Clé no 1: Oser compartimenter
Et surtout, se libérer de l’image de la «wonder woman multi-tâche», à la fois épouse, femme d’affaires et mère parfaite, capable d’anticiper les attentes et de répondre à toutes les sollicitations, en tout temps. Apparue dans les années 80 pour décrire l’intensification du travail et les conséquences psychiques provoquées notamment par la tyrannie des mails et l’urgence des demandes toujours plus nombreuses, la charge mentale se définit par un flot constant et ininterrompu de tâches à accomplir. Or, petit à petit, elle devient aussi une incapacité à faire la part de choses. Dans son livre La charge mentale des femmes… et des hommes, la psychiatre Aurélie Schneider rappelle que, pour la sociologue Monique Haicault, la charge mentale se cristallise au moment où «l’univers professionnel et l’univers domestique […] empiètent l’un sur l’autre». Le secret pour retrouver l’équilibre? Oser compartimenter sa vie et s’autoriser à être, de temps en temps, pleinement présente à une seule chose, quitte à en oublier de préparer le dîner (oui, oui, vous pourriez être surprise!)…

Clé no 2: Revenir à soi
Si la mère parfaite n’existe pas, les racines du mythe sont, elles, bien réelles.
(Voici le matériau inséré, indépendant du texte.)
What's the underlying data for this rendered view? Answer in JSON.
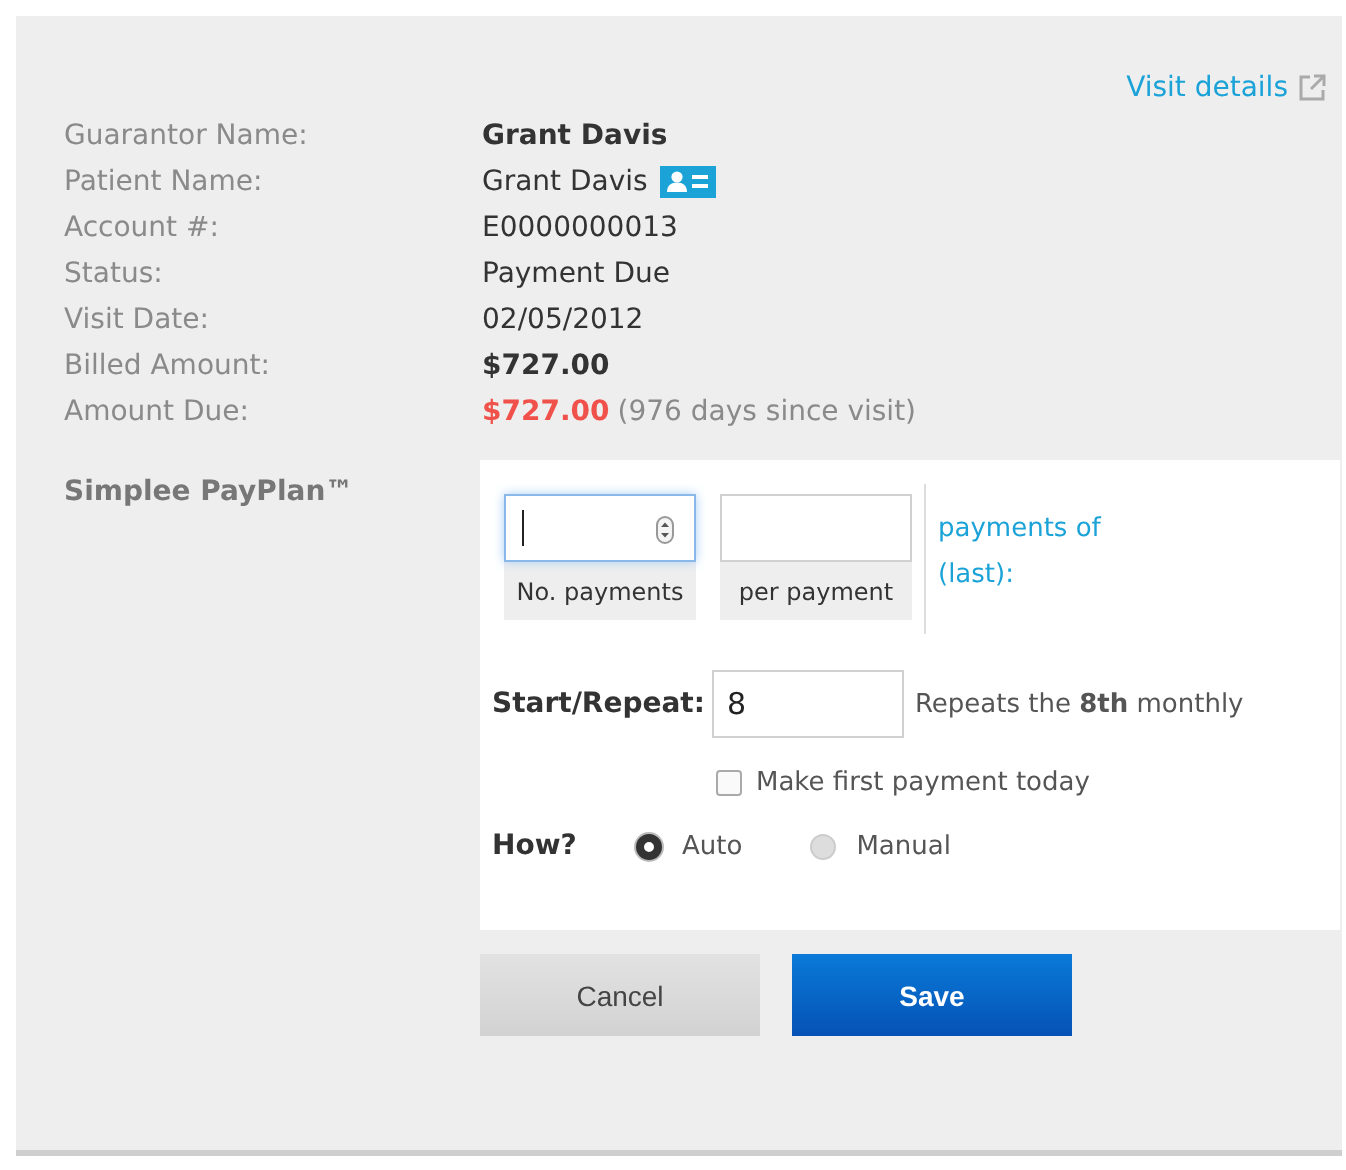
{
  "visit_link": "Visit details",
  "fields": [
    {
      "label": "Guarantor Name:",
      "value": "Grant Davis",
      "kind": "bold"
    },
    {
      "label": "Patient Name:",
      "value": "Grant Davis",
      "kind": "card"
    },
    {
      "label": "Account #:",
      "value": "E0000000013",
      "kind": "plain"
    },
    {
      "label": "Status:",
      "value": "Payment Due",
      "kind": "plain"
    },
    {
      "label": "Visit Date:",
      "value": "02/05/2012",
      "kind": "plain"
    },
    {
      "label": "Billed Amount:",
      "value": "$727.00",
      "kind": "bold"
    },
    {
      "label": "Amount Due:",
      "value": "$727.00",
      "note": "(976 days since visit)",
      "kind": "due"
    }
  ],
  "payplan": {
    "title": "Simplee PayPlan™",
    "no_payments": {
      "label": "No. payments",
      "focused": true
    },
    "per_payment": {
      "label": "per payment"
    },
    "payments_text": "payments of (last):",
    "start_label": "Start/Repeat:",
    "start_value": "8",
    "repeat_text": "Repeats the **8th** monthly",
    "first_today": {
      "label": "Make first payment today",
      "checked": false
    },
    "how_label": "How?",
    "methods": [
      {
        "label": "Auto",
        "selected": true,
        "disabled": false
      },
      {
        "label": "Manual",
        "selected": false,
        "disabled": true
      }
    ]
  },
  "buttons": [
    {
      "label": "Cancel",
      "kind": "secondary"
    },
    {
      "label": "Save",
      "kind": "primary"
    }
  ]
}
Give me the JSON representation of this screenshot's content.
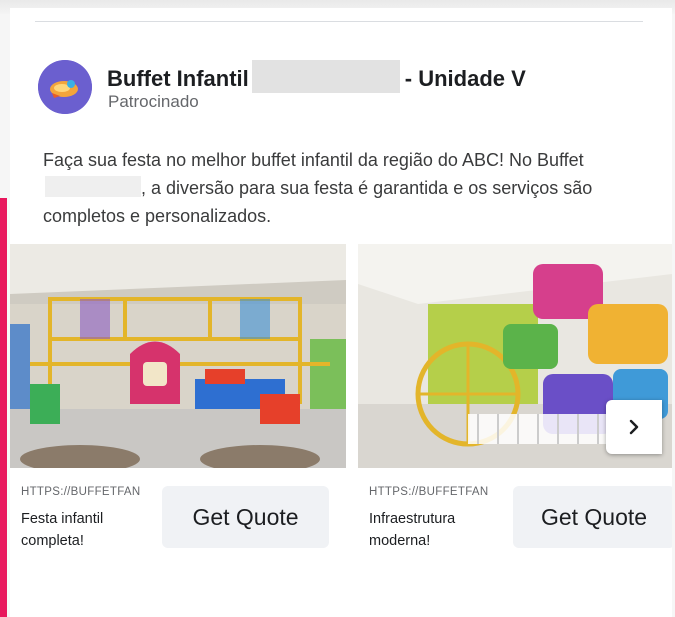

En 2017, l’Insee constatait ainsi dans son ouvrage Femmes et hommes, l’égalité en question, qu’une personne sur deux considérait encore les femmes comme plus à même de répondre aux besoins des enfants que les hommes. Pire: la «vocation parentale des femmes [serait] la clé de voûte permettant l’articulation entre des compétences déclarées identiques et une division sociale du travail toujours largement organisée en fonction du sexe des individus». Rien d’étonnant alors dans ce chiffre de 2021, en Suisse, qui veut que 80% des tâches domestiques soient encore assumées par les mères?
Pour Patricia Mignone, les femmes sont prisonnières de leur rôle de «bonne mère», qui n’a d’autre choix que de se sacrifier pour sa famille. Un statut qui leur confère toutefois un certain pouvoir: «sans que l’on s’en rende compte, l’espace du foyer devient l’espace privilégié de l’exercice d’un pouvoir domestique»¹, constate l’auteure et formatrice belge. Ce n’est donc qu’en refusant ce sacrifice-contrôle pour revenir enfin à soi, à ses besoins et à ses envies (sans culpabiliser!) qu’un véritable changement peut s’opérer.

Clé no 3: Lâcher prise
Cette troisième clé est directement liée à la seconde. Lorsque je décide de prendre soin de moi ou d’accorder plus de temps à mes projets personnels, j’accepte par la même de faire entièrement confiance à mes proches ainsi qu’à leur manière d’agir au sein du foyer et de son organisation, avec la promesse de ne pas repasser derrière eux ensuite. Eh oui, ceci pourrait en effet compromettre toute leur bonne volonté. Le mieux? Apprendre à communiquer avec son partenaire (et ses enfants), oser demander de l’aide et surtout, répartir les tâches avant que les premières tensions n’apparaissent. Oui, le timing compte! On privilégiera donc un moment où les deux sont détendus, ouverts à une discussion bienveillante. Comme le suggère la coach et auteure du livre Exit la charge mentale Marie-Laure Manneret, l’idée n’est pas de chercher l’égalité à tout prix, mais plutôt de trouver une répartition des rôles qui soit équitable, en fonction des capacités et des envies de chacun. Dernier petit conseil: afin d’alléger rapidement et facilement votre agenda, rien de tel que d’interroger régulièrement ses petites habitudes et obsessions, pour en évaluer la pertinence. Ma journée va-t-elle réellement être gâchée si je n’ai pas pu faire mon lit (et celui des enfants)? Pas sûr…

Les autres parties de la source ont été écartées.